Sosa: Aktuelle Kirchensituation erlaubt keine Rückschritte
Am Donnerstag beginnt das Jubiläumsjahr der Jesuiten aus Anlass der Bekehrung ihres Gründers Ignatius von Loyola (1491-1556) vor 500 Jahren. Im Interview der Katholischen Nachrichten-Agentur (KNA) erläutert Arturo Sosa (72), der Generalobere des Ordens, wieso das Vermächtnis des Heiligen gerade in der Pandemiezeit bedeutend ist.
Frage: Padre Sosa, am Donnerstag werden Sie im spanischen Pamplona das Gedenkjahr zu Ehren des Jesuiten-Gründers eröffnen. Was können Menschen heute von dem leidenschaftlichen Basken lernen?
Sosa: Ich sehe in der Corona-Pandemie einige Parallelen zu seiner Bekehrung. 1521 zerschmetterte in der Schlacht um Pamplona eine Kanonenkugel das Bein von Ignatius. Trotz seiner schweren Verletzung stand der Ritter wieder auf und führte fortan ein neues, geistliches Leben. Die Schäden und Verwundungen in der gegenwärtigen Krise sind ebenfalls enorm. Aber sie eröffnen der Menschheit die Chance, nach neuen, besseren Wegen zu suchen.
Frage: Ist die Kirche zurzeit auf dem richtigen Weg – oder muss sie sich erst noch orientieren?
Sosa: Wir erleben auf dem Weg der Kirche eine außerordentlich wichtige Phase. Die entscheidende Wegmarke sehe ich im Zweiten Vatikanischen Konzil (1962-1965). Wenn wir die Richtung des Konzils beibehalten, geht es vorwärts. Schaffen wir das nicht, wäre es ein Rückschritt. Das ist nicht so einfach, wie es klingt. Unser gemeinsamer Weg ist kein Spaziergang. Oft ist er uneben und steil – so, als müsse man einen Berg erklimmen.
„Wenn wir die Richtung des Konzils beibehalten, geht es vorwärts. Schaffen wir das nicht, wäre es ein Rückschritt. Das ist nicht so einfach, wie es klingt.“
Frage: Welche Rolle spielt der Jesuitenorden bei diesem Unterfangen?
Sosa: Auch wir müssen uns den Herausforderungen der Gegenwart stellen. Die Pandemie hat uns ebenso wenig verschont. Es gibt in unseren Reihen etliche Tote und viele Infizierte. Allein in Indien sind im April 28 Jesuiten gestorben. Wir dürfen trotzdem nicht in Stillstand verharren. Ich sehe überall eine große Hilfsbereitschaft. Unsere Pfarreien, Schulen und sozialen Einrichtungen sind geöffnet. Das Engagement für Flüchtlinge in aller Welt geht ebenfalls weiter und hat zuletzt eher zugenommen.
Frage: Was sagen Sie als Venezolaner zur aktuellen Lage in Lateinamerika? Es wirkt so, als habe die Pandemie den Effekt eines Brandbeschleunigers. Können sich die sozialen Unruhen in Kolumbien zu einem Flächenbrand ausweiten?

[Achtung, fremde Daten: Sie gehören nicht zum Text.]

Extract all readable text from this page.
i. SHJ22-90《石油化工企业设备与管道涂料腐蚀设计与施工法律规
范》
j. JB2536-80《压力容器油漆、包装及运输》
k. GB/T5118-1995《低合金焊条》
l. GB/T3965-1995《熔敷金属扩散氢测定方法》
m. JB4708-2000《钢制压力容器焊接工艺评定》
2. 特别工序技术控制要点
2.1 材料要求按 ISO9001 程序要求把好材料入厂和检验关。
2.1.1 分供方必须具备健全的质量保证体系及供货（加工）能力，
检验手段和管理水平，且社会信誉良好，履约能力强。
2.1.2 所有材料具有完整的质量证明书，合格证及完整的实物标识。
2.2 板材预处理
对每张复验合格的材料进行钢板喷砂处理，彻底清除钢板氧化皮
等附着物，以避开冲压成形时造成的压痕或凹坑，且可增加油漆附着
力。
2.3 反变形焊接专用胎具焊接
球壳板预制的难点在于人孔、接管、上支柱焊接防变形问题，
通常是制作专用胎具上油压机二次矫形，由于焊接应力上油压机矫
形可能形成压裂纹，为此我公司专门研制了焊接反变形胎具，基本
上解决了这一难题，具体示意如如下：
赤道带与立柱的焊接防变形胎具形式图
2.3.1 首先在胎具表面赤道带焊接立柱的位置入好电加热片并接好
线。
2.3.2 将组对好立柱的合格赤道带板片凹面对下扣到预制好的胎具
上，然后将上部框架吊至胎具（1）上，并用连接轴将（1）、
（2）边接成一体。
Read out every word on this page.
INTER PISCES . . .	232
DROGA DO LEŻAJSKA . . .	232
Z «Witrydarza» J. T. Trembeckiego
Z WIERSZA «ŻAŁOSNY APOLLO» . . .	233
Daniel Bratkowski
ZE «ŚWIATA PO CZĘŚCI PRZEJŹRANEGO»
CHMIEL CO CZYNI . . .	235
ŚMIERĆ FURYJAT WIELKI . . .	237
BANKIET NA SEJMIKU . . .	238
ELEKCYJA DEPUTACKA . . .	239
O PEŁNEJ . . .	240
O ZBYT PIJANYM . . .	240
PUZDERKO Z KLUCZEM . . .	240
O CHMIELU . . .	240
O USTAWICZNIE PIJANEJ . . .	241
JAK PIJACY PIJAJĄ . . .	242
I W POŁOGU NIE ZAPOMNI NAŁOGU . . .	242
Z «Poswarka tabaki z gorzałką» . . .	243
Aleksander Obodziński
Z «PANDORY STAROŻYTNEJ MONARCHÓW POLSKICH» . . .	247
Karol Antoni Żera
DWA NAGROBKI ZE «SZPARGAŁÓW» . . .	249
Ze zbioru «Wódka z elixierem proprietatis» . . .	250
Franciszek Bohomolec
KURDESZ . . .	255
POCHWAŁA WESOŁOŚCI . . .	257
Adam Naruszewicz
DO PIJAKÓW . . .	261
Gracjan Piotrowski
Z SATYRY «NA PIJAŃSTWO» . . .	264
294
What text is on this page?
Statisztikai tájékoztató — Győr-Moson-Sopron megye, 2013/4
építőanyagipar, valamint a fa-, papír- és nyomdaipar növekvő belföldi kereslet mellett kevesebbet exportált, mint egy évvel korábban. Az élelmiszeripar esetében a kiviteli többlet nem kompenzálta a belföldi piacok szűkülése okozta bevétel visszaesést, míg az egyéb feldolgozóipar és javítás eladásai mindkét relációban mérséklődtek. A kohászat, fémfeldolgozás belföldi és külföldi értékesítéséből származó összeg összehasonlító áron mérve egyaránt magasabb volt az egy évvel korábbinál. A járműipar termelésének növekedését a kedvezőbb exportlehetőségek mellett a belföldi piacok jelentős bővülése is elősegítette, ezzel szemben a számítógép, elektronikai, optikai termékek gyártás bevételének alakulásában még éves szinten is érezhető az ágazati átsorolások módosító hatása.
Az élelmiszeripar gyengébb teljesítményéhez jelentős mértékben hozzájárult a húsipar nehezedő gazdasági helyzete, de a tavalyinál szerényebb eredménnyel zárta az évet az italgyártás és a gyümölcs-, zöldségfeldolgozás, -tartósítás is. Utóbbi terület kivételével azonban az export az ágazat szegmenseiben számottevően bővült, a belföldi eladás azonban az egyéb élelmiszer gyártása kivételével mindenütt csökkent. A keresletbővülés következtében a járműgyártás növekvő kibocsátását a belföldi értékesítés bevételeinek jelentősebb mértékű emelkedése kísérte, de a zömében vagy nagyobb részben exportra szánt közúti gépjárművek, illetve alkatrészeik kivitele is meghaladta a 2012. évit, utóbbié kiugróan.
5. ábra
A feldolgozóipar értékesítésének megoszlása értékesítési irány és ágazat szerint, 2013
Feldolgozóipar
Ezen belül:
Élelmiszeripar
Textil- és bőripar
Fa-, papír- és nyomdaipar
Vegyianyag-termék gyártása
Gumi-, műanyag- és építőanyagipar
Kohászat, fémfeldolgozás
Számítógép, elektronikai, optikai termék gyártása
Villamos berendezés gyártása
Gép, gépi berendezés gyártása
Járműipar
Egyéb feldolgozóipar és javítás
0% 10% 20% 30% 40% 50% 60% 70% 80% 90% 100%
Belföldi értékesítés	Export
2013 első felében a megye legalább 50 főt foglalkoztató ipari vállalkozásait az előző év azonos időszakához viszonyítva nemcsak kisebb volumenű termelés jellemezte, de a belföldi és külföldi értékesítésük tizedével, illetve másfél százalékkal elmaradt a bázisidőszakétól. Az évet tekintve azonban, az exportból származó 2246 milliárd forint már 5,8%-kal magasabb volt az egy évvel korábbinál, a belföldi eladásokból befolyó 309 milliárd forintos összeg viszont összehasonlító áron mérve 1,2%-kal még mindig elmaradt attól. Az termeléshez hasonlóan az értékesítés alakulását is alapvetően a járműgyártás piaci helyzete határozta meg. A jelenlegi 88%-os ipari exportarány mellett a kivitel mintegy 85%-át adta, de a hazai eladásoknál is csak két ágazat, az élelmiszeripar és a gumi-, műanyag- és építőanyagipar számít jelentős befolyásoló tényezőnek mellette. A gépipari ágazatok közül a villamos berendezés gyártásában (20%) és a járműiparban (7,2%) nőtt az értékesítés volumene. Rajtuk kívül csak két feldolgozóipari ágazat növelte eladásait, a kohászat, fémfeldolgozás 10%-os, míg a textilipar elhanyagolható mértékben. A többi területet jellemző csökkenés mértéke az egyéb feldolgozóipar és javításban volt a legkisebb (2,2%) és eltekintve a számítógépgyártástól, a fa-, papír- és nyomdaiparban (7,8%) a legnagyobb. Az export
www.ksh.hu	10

Sosa: Die Pandemie hat die Ungleichheit, Ungerechtigkeit und Armut in ganz Lateinamerika verstärkt. Was wir in Kolumbien erleben, ist in der Tat eine Art Explosion. Es geht nun darum, einen Weg zu Freiheit und Frieden zu finden. Zugleich muss die Kirche den Leidtragenden in Venezuela, Ecuador, Brasilien beistehen. Auch dort haben wir in den vergangenen Monaten soziale Proteste erlebt. Der Funke ist also bereits übergesprungen. In allen betroffenen Ländern gilt: Ohne Verhandlungen und Gespräche der verschiedenen Konfliktparteien kann es keine vernünftigen Lösungen geben.
Frage: In Europa sind kürzlich die bisherigen deutschsprachigen Ordensprovinzen mit denen anderer Länder zusammengelegt worden. Ist die neue Provinz Zentraleuropa mit Sitz in München ein Schritt in die richtige Richtung?
Sosa: Das ist für uns ein ganz enormer Schritt vorwärts. Der Orden ist seit Jahren dabei, sich neu aufzustellen. Kritiker behaupten, das hänge nur mit den sinkenden Mitgliederzahlen zusammen. Die Wahrheit ist, dass sich die Welt gravierend verändert hat. Globalisierung und Vernetzung ermöglichen eine andere Mobilität als früher. Dieser Entwicklung tragen wir mit der neuen Provinz Zentraleuropa Rechnung. So können wir unsere Mission künftig besser erfüllen.